Естественного союза борьбы за религиозную и политическую свободу не получилось. Князья-реформаты запутали проблему и затуманили, не ликвидировав, антагонизм между католическими авторитарными государствами и их протестантскими оппонентами. Одерживали верх католики. Их позиции были ясны и понятны, чего нельзя было сказать о протестантах — и кальвинистах и лютеранах, постоянно страдавших от противоречивых идей и чувств.
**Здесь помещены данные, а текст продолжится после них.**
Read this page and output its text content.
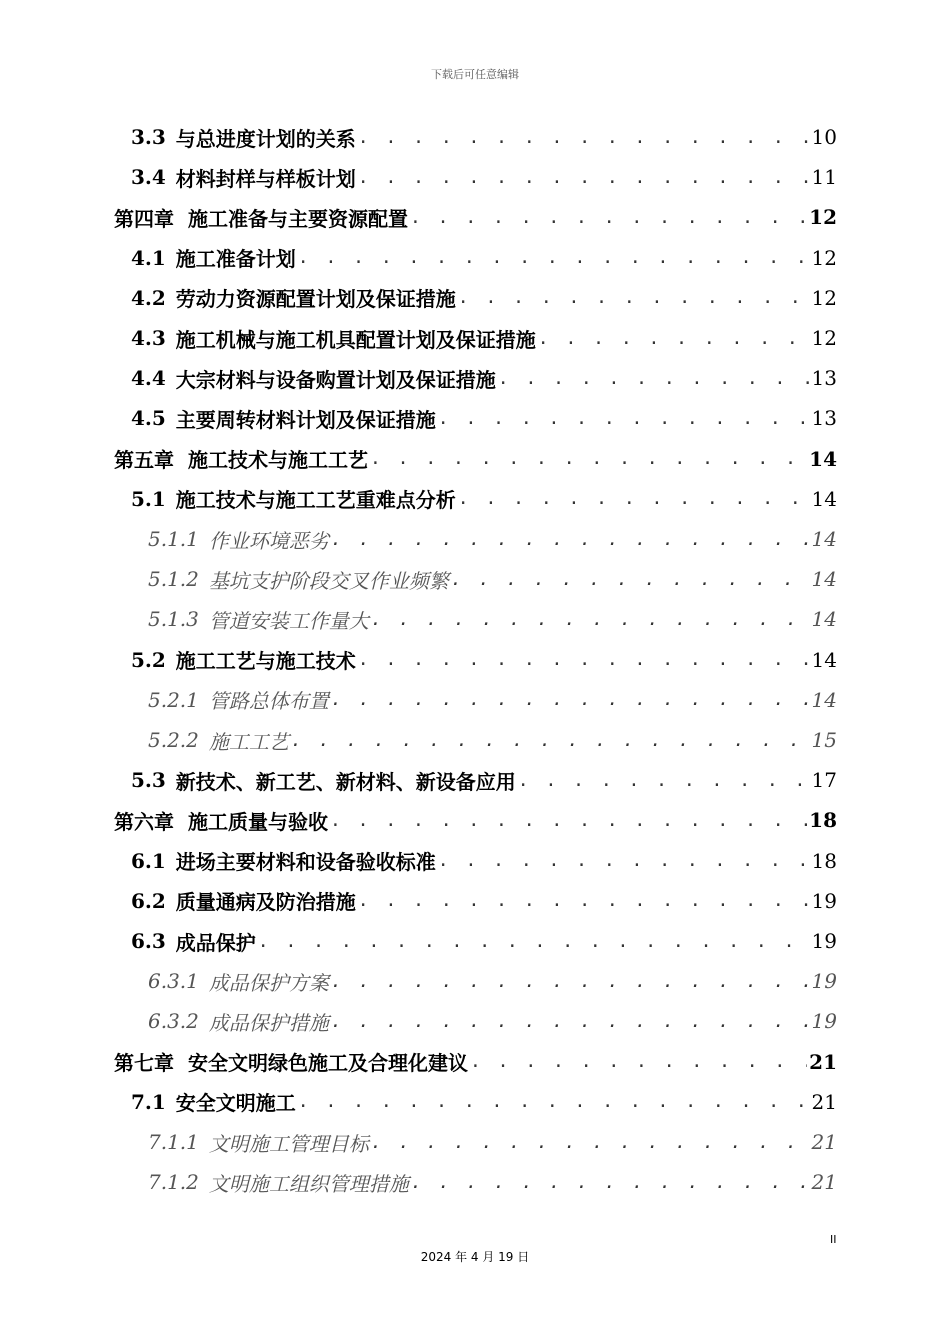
下载后可任意编辑
3.3 与总进度计划的关系 . . .	10
3.4 材料封样与样板计划 . . .	11
第四章 施工准备与主要资源配置 . . .	12
4.1 施工准备计划 . . .	12
4.2 劳动力资源配置计划及保证措施 . . .	12
4.3 施工机械与施工机具配置计划及保证措施 . . .	12
4.4 大宗材料与设备购置计划及保证措施 . . .	13
4.5 主要周转材料计划及保证措施 . . .	13
第五章 施工技术与施工工艺 . . .	14
5.1 施工技术与施工工艺重难点分析 . . .	14
5.1.1 作业环境恶劣 . . .	14
5.1.2 基坑支护阶段交叉作业频繁 . . .	14
5.1.3 管道安装工作量大 . . .	14
5.2 施工工艺与施工技术 . . .	14
5.2.1 管路总体布置 . . .	14
5.2.2 施工工艺 . . .	15
5.3 新技术、新工艺、新材料、新设备应用 . . .	17
第六章 施工质量与验收 . . .	18
6.1 进场主要材料和设备验收标准 . . .	18
6.2 质量通病及防治措施 . . .	19
6.3 成品保护 . . .	19
6.3.1 成品保护方案 . . .	19
6.3.2 成品保护措施 . . .	19
第七章 安全文明绿色施工及合理化建议 . . .	21
7.1 安全文明施工 . . .	21
7.1.1 文明施工管理目标 . . .	21
7.1.2 文明施工组织管理措施 . . .	21
II
2024 年 4 月 19 日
Прихоти правителей пагубно отражались на повседневной жизни их подданных. Сюзерены Саксонии, Бранденбурга и Пфальца переходили из лютеранства в кальвинизм и обратно, коверкая судьбы людей, подвергая их насилию, лишениям, изгнанию. В Пфальце регент-кальвинист насильно увез в сектантский дом ребенка — наследника лютеранского князя[40]. В Бадене другой регент заточил в тюрьму вдову умершего правителя и забрал младенца, чтобы воспитать его в своей вере[41]. В Бранденбурге курфюрст пригрозил, что он скорее спалит свой единственный университет, но не позволит, чтобы в нем прозвучала хоть одна кальвинистская доктрина[42]. Тем не менее его преемник стал кальвинистом, и когда в Берлине появился новый пастор, в дом к нему ворвалась толпа лютеран и так основательно его разграбила и разгромила, что на следующий день — в Страстную пятницу — ему пришлось совершать службу в нижнем белье ярко-зеленого цвета[43].

Просвещенный человек находил удовольствие в написании непристойных книг, а лишенная интеллекта публика с восторгом их читала. Кальвинисты глумились над истинными верующими и пели кровожадные псалмы. Католики и лютеране тоже не были паиньками. Для всех главным аргументом в доказывании истинной веры была сила. Лютеране набрасывались на кальвинистов на улицах Берлина. Католики в Баварии носили с собой оружие. В Дрездене толпа остановила похоронную процессию, провожавшую в последний путь католика-итальянца, и разорвала на части мертвеца. Протестантский пастор и католический священник подрались на улице во Франкфурте-на-Майне. В Штирии иезуиты пробирались на службы кальвинистов, вырывали из рук прихожан молитвенники и подсовывали им католические требники[44].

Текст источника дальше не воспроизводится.